Imagine this: a man with millions of followers openly tells his supporters to surround the Chief Justice of India’s car, to spit on his face, to incite direct hostility against the nation’s top judge. Days later, the CJI is attacked. And yet — the man who planted the seed of violence still walks free, ranting, tweeting, and smiling at the camera. Meanwhile, peaceful activists like Sonam Wangchuk are slapped with the NSA and thrown behind bars for… protests. If this doesn’t scream selective justice, what does?


1. From Words to Violence: The Ajit Bharti Playbook
Ajit Bharti didn’t just “criticize” the judiciary. He called for action. Surrounding the CJI’s car? Spitting on his face? These are not metaphors. They are clear, direct calls to humiliate and physically threaten the Chief Justice of India. When words like these are spoken in a charged ecosystem, violence is not a possibility — it’s an inevitability.
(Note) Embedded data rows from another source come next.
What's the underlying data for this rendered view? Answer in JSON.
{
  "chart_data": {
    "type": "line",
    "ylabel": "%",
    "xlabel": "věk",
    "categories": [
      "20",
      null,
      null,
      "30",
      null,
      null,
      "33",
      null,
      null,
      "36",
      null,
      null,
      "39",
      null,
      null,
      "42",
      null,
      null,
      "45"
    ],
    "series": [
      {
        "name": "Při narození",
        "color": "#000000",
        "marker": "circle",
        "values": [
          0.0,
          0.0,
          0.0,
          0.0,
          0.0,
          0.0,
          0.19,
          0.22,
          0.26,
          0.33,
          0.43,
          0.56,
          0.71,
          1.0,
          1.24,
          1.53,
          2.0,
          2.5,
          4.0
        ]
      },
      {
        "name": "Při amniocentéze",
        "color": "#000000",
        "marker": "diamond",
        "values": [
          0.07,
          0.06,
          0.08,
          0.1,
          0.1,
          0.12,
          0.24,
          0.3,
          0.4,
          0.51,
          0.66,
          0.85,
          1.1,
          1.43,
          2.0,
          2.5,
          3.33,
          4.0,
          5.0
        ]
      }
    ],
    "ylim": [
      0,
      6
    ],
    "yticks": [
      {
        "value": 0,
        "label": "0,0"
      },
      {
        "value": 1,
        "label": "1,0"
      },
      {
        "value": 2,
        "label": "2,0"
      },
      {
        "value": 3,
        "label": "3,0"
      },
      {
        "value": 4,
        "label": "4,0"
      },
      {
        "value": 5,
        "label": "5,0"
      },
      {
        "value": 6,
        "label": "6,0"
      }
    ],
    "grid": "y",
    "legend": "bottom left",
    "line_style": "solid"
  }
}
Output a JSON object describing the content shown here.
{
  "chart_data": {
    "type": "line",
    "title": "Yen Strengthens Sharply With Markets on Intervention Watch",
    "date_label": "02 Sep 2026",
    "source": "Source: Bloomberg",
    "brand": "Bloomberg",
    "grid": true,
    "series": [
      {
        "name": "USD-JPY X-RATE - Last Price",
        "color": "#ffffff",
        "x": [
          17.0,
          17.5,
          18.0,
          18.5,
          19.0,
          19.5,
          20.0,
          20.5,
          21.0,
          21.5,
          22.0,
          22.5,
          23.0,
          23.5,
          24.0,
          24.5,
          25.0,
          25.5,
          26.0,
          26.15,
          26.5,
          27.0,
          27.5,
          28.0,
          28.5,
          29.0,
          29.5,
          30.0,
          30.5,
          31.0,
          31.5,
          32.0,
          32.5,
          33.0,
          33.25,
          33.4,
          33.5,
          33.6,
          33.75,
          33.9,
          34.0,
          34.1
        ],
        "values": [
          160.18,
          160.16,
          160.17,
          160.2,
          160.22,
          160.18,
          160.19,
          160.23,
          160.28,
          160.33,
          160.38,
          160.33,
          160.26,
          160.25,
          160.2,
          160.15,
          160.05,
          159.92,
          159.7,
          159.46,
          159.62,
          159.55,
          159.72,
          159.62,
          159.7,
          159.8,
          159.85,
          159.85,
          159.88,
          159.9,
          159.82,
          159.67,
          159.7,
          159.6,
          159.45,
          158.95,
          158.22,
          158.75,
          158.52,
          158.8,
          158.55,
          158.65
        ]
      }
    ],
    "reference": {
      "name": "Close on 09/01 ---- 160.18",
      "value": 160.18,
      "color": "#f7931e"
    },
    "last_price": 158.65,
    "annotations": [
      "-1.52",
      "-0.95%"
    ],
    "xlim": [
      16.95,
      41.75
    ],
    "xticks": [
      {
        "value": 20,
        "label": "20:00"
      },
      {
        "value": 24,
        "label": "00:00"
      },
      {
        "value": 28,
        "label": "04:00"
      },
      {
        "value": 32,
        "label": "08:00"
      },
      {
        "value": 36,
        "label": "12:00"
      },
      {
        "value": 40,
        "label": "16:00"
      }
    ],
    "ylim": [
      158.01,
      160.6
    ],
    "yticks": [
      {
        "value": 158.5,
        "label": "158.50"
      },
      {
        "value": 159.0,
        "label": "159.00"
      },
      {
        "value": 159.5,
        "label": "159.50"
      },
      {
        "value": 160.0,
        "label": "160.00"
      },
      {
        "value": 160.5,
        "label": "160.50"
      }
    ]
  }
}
2. The Attack That Proves It All
Days after his tirades, an attack takes place on CJI Gavai. Cause and effect have never looked more blatant. You don’t need Sherlock Holmes to draw the line between instigation and outcome. And yet, we’re expected to believe this is just a “coincidence.”


3. The Great Double Standard
When Sonam Wangchuk holds a protest or speaks about Ladakh’s rights, he’s branded a threat to national security and slapped with the National Security Act (NSA). Peaceful dissent becomes “sedition.” But Ajit Bharti — who literally incited violence against the highest seat of justice — faces no handcuffs, no summons, no accountability. If this isn’t the dictionary definition of hypocrisy, what is?


4. A Dangerous Precedent for Democracy
If an attack on the Chief Justice of india, following public calls for violence, still doesn’t lead to action against the perpetrators, what message are we sending? That threats against the judiciary are negotiable? That inciting mobs is acceptable if your ideology matches the ruling power? This isn’t just about Ajit Bharti — it’s about the slow, public dismantling of justice itself.


5. The Silence That Screams
Every day, Ajit Bharti roams free after this episode, the silence of law enforcement becomes louder. It tells citizens that violence pays, that provocation is legal, and that selective justice is the new normal. And if the Chief Justice isn’t safe, what hope does the common citizen have?



🔥 Bottomline: The system that preaches law and order is now rewarding those who spit on its very face. If Ajit Bharti isn’t arrested for inciting violence against the Chief Justice, then “justice” in india is nothing more than a performance — brutal for some, blind for others, and a complete joke for all.